A Dangerous Fortune(133)



Southwark

London, S.E.

September 10th, 1890

To the Editor of The Times

Dear Sir,

I read with interest the letter from Dr Charles Wickham on the subject of women’s physical inferiority to men.

She had not been sure how to go on, but the arrival of Rose Porter had given her inspiration.

I have just admitted to this hospital a young woman in a certain condition who has walked here from Bath.

The editor would probably delete the words “in a certain condition” as being vulgar, but Maisie was not going to do his censoring for him.

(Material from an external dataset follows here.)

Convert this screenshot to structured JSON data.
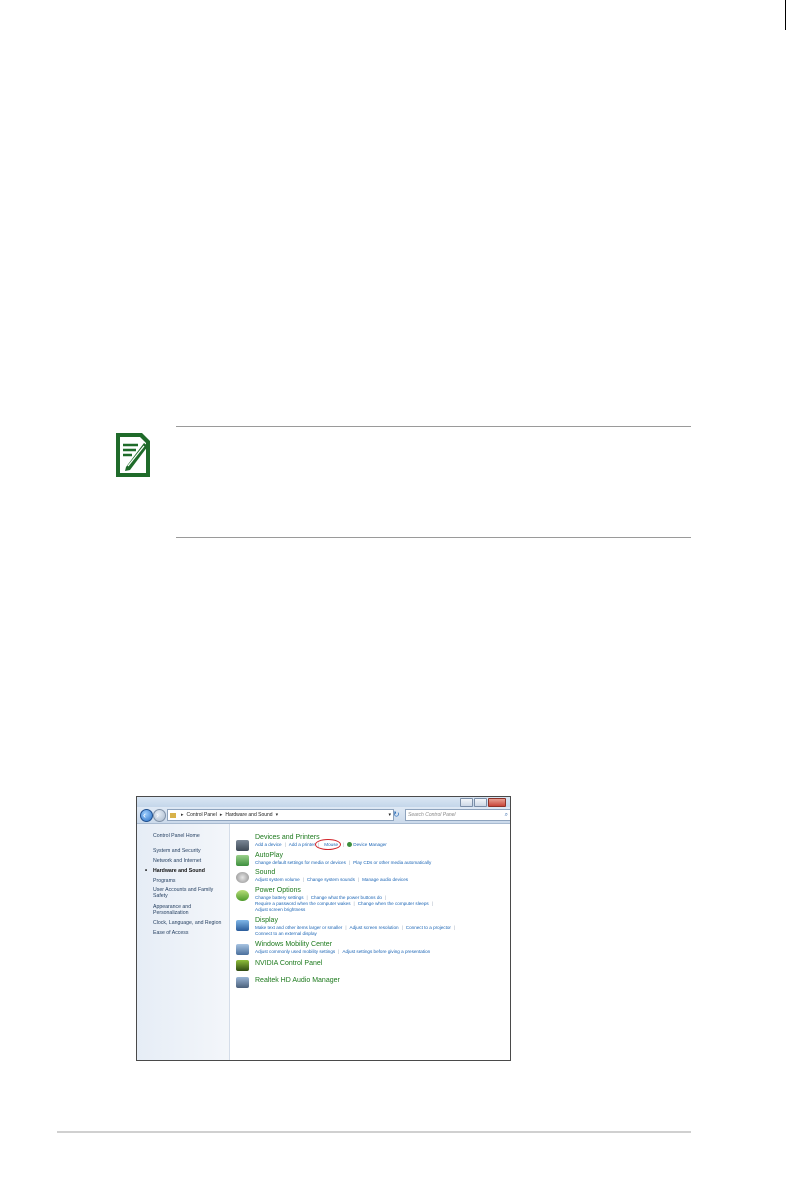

I note that Dr Wickham writes from the Cowes Club, and I cannot help but wonder how many members of the club could walk from Bath to London?

Of course as a woman I have never been inside the club, but I often see its members on the steps, hailing hansom cabs to take them distances of a mile or less, and I am bound to say that most of them look as if they would find it difficult to walk from Piccadilly Circus to Parliament Square.

They certainly could not work a twelve-hour shift in an East End sweatshop, as thousands of Englishwomen do every day—

She was interrupted again by a knock at the door. “Come in,” she called.

The woman who entered was neither poor nor pregnant. She had big blue eyes and a girlish face, and she was richly dressed. She was Emily, the wife of Edward Pilaster.

Maisie got up and kissed her. Emily Pilaster was one of the hospital’s supporters. The group included a surprising diversity of women—Maisie’s old friend April Tilsley, now the owner of three London brothels, was a member. They gave cast-off clothes, old furniture, surplus food from their kitchens, and odd supplies such as paper and ink. They could sometimes find employment for the mothers after confinement. But most of all they gave moral support to Maisie and Rachel when they were vilified by the male establishment for not having compulsory prayers, hymn-singing and sermons on the wickedness of unmarried motherhood.

Maisie felt partly responsible for Emily’s disastrous visit to April’s brothel on Mask Night, when she had failed to seduce her own husband. Since then Emily and the loathsome Edward had led the discreetly separate lives of wealthy couples who hated each other.

This morning Emily was bright-eyed and excited. She sat down, then got up again and checked that the door was firmly shut. Then she said: “I’ve fallen in love.”

Maisie was not sure this was unqualified good news, but she said: “How wonderful! Who with?”

“Robert Charlesworth. He’s a poet and he writes articles about Italian art. He lives in Florence most of the year but he’s renting a cottage in our village; he likes England in September.”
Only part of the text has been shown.